In der Chemotherapie werden so genannte Zytostatika eingesetzt.

Das sind Medikamente, die die Zellteilung verhindern. Da gerade Krebszellen sich besonders rasch teilen, sind sie hier besonders wirksam. Allerdings wirken sie nicht nur auf Krebszellen, sondern auf viele Zellen im gesamten Körper und sind daher mit Nebenwirkungen verbunden. Als einziges Medikament mit nachgewiesener Wirksamkeit beim Prostatakarzinom ist Docetaxel aus der Gruppe der Taxane von der Arzneimittelbehörde für diese Therapie zugelassen. Mit dieser Substanz konnte eine Lebensverlängerung von bis zu drei Monaten nachgewiesen werden.

 

  • Ob bei hormonunabhängigem Prostatakrebs ein medikamentöser Hormonentzug abgebrochen werden sollte, ist derzeit nicht geklärt.

    Es ist bislang ungeklärt, ob ein frühzeitiger Beginn einer Chemotherapie Vorteile gegenüber dem Beginn erst bei Beschwerden bringt.

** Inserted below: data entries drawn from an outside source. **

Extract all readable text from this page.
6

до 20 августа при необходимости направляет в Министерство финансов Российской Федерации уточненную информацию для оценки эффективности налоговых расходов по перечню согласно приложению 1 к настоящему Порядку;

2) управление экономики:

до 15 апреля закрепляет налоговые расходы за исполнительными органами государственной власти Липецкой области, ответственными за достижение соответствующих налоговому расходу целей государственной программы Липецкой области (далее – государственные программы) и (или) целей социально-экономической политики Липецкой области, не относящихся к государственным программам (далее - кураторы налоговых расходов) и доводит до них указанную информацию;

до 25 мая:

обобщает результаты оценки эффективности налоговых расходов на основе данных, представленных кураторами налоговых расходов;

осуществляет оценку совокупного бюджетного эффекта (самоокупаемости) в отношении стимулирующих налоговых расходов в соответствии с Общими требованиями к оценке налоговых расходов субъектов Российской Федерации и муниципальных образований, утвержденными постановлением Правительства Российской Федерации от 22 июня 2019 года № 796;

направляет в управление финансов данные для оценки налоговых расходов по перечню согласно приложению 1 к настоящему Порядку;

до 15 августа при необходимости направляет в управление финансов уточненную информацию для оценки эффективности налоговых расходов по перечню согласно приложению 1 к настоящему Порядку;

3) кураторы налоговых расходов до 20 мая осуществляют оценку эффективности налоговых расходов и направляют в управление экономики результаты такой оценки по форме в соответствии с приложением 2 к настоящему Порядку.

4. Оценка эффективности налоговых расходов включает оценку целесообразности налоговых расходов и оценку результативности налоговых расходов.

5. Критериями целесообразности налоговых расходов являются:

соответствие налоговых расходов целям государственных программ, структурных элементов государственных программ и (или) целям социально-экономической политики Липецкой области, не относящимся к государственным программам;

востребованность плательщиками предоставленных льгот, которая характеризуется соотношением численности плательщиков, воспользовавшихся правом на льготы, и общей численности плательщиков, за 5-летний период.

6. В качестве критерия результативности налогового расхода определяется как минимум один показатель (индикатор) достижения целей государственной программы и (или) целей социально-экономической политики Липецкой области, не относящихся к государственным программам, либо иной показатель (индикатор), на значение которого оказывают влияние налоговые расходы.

Zudem haben Patienten dann zwar nicht mit Krebsbeschwerden, dafür aber mit – unter Umständen auch starken – Nebenwirkungen der Chemotherapie zu kämpfen.

  • Es kann also sinnvoll sein, eine solche Behandlung erst zu beginnen, wenn der Tumor symptomatisch wird.
  • Wenn der Krebs Beschwerden verursacht, können diese durch eine Chemotherapie gelindert werden.
  • Alternativ zur Chemotherapie kann auch eine gute Schmerztherapie in Verbindung mit guter pflegerischer Versorgung die Lebensqualität aufrechterhalten.

 

Die ärztliche Leitlinie empfiehlt folgende Dosierung: Docetaxel soll mit 75 mg pro Quadratmeter Körperoberfläche alle drei Wochen verabreicht werden. Zusätzlich sollen Patienten zweimal täglich 5 mg Prednisolon erhalten. Damit werden die Nebenwirkungen des Zytostatikums gemildert und dessen lindernde Wirkung wird verstärkt.

 

Nebenwirkungen

  • Voraussetzung für eine Chemotherapie mit Docetaxel ist, dass Ihr körperlicher Zustand diese Belastung erlaubt. Die Behandlung mit Docetaxel kann mit folgenden Komplikationen verbunden sein:
  • Übelkeit/Erbrechen: Bei bis zu drei von zehn Männern, es wird vorbeugend die Gabe von Kortison empfohlen.
  • Allergie: Docetaxel kann heftige allergische Reaktionen auslösen. Auch hier wirkt Kortison vorbeugend.
  • Infektionen/ Abnahme der weißen Blutkörperchen: Docetaxel unterdrückt die Blutbildung und verursacht eine Abnahme der weißen Blutkörperchen. Das betrifft etwa jeden dritten Patienten. In der Folge kann es zu Infektionen kommen.
  • Weitere Nebenwirkungen: Durchfälle, Haarausfall, Verfärbungen/Ausfall von Fingernägeln, Thrombosen, Entzündung der Mundschleimhaut, Nervenschädigungen, Taubheitsgefühl und Schmerzen an Händen und Füßen.

 

Wenn Sie sich gegen eine Chemotherapie entscheiden, dann soll Ihnen die Behandlung mit Kortison angeboten werden. Es wirkt gegen Schmerzen und Müdigkeit und bessert den Appetit. Es kann auch den PSA-Verlauf und damit das Fortschreiten der Erkrankung beeinflussen. Lebensverlängernd wirken die Medikamente nicht.

 

Eine Chemotherapie kommt für Sie in Frage, wenn ...

  • der Krankheitsverlauf durch den Hormonentzug nicht mehr zu beeinflussen ist;
  • Ihre körperliche Verfassung die Nebenwirkungen der Chemotherapie zulässt.